Super-soakers, water cannons, and water balloons.
Slip and slides.
These are just a handful of outdoor activities you, your friends, and/or your children will be a part of this summer. While endless amounts of fun can be had during these outdoor activities, endless amounts of water should not be. With our state, and the majority of our region, in an ongoing and severe drought, Summer Water Conservation is a paramount issue. How is it best appropriate and possible to limit water use for outdoor activities that specifically involve water consumption and usage?
Not including water use for outdoor lawn and gardening during the summer, water use for most households can stay consistent throughout the year. This consistency helps when planning other areas of usage for water, especially with outdoor recreational activities. Based on your current water usage and utility bill, you can gauge what your potential summer utility range will be. This is especially true when factoring in the previous year’s usage and noting any additional changes made to your property such as a sprinkler system or swimming pool. Both pools and sprinkler systems affect standard water consumption for a household.
With outdoor water use and conservation, institute limits on the time duration that any non-gardening activities will last. If possible, restrict usage of sprinklers to only lawn and garden maintenance instead of use with outdoor playtime activities (including slip and slides and sprinkler fights). Both recreational activities do much more harm and damage to a lawn area than help. If you’re planning on cultivating part of your yard or lawn with regular watering and fertilizers, you should forbid anyone to use that area for water-based recreation activities. Doing so will undo the work, time, and money invested into the livelihood of the lawn, as well as be a waste of water.

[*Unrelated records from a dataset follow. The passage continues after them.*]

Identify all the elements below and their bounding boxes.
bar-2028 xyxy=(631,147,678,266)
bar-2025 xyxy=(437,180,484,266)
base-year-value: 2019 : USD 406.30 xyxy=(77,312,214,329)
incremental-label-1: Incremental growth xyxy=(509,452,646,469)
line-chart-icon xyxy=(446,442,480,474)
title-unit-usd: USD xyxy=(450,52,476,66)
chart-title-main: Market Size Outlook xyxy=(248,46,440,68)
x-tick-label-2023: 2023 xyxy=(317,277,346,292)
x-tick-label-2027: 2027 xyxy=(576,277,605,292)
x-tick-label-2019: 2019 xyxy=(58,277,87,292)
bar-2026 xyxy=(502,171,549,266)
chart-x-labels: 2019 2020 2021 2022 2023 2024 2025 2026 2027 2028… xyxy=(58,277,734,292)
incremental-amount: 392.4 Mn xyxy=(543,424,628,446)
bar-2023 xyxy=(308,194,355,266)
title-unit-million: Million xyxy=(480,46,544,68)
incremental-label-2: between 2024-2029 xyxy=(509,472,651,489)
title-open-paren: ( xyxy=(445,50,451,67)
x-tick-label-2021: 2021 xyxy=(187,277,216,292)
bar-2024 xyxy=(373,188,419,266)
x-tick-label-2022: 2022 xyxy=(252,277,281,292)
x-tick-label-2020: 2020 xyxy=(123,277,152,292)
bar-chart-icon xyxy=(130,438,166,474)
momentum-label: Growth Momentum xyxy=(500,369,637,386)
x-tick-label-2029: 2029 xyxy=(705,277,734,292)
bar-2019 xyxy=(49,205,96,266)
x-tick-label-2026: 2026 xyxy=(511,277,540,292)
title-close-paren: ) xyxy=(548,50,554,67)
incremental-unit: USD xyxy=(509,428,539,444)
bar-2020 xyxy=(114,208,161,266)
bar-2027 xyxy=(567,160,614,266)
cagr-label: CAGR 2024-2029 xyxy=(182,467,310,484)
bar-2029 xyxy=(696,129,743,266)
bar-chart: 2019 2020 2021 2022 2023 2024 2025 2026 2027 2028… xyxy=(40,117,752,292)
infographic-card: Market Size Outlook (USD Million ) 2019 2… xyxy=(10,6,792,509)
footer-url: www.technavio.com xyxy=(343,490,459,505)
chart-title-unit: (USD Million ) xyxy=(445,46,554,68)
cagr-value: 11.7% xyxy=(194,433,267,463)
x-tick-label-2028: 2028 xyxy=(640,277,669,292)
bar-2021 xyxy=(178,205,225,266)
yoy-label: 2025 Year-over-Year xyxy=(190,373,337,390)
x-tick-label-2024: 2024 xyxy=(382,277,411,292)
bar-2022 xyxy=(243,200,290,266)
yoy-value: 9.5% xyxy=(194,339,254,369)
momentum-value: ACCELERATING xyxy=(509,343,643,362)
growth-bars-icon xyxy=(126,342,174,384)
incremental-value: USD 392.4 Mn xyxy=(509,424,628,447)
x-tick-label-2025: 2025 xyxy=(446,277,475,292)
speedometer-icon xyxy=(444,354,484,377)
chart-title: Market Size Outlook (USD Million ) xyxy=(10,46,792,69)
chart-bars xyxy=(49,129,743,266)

For water-balloon, water gun, and other related activities, limit the duration of time allotted to them as well as the amount of water that can be used. Set specific limits for your household on how many times a water gun can be refilled, how many water balloons can be used, and any other specification to restrict water usage. Consider other alternatives for outdoor fun activities involving water to usage of a neighborhood or community swimming pool, a public water park, or other public outlet for water related entertainment. The outdoor water park at Nelson Park (near the Abilene Zoo) is a great public retreat.
To help you plan for Summer Water Conservation, and to assist in a potential increase in utility bills, spend time with your family or household in planning your summer water expenses. With 31% of single family residential annual water consumption dedicated to outdoor use, it’s important for households to create a consensus on how water is utilized, especially during summer months when water use typically increases. In the interest of your bill, as well as the best interest of conserving water for Texas, limiting unnecessary use of the precious resource of water is of vital importance this summer.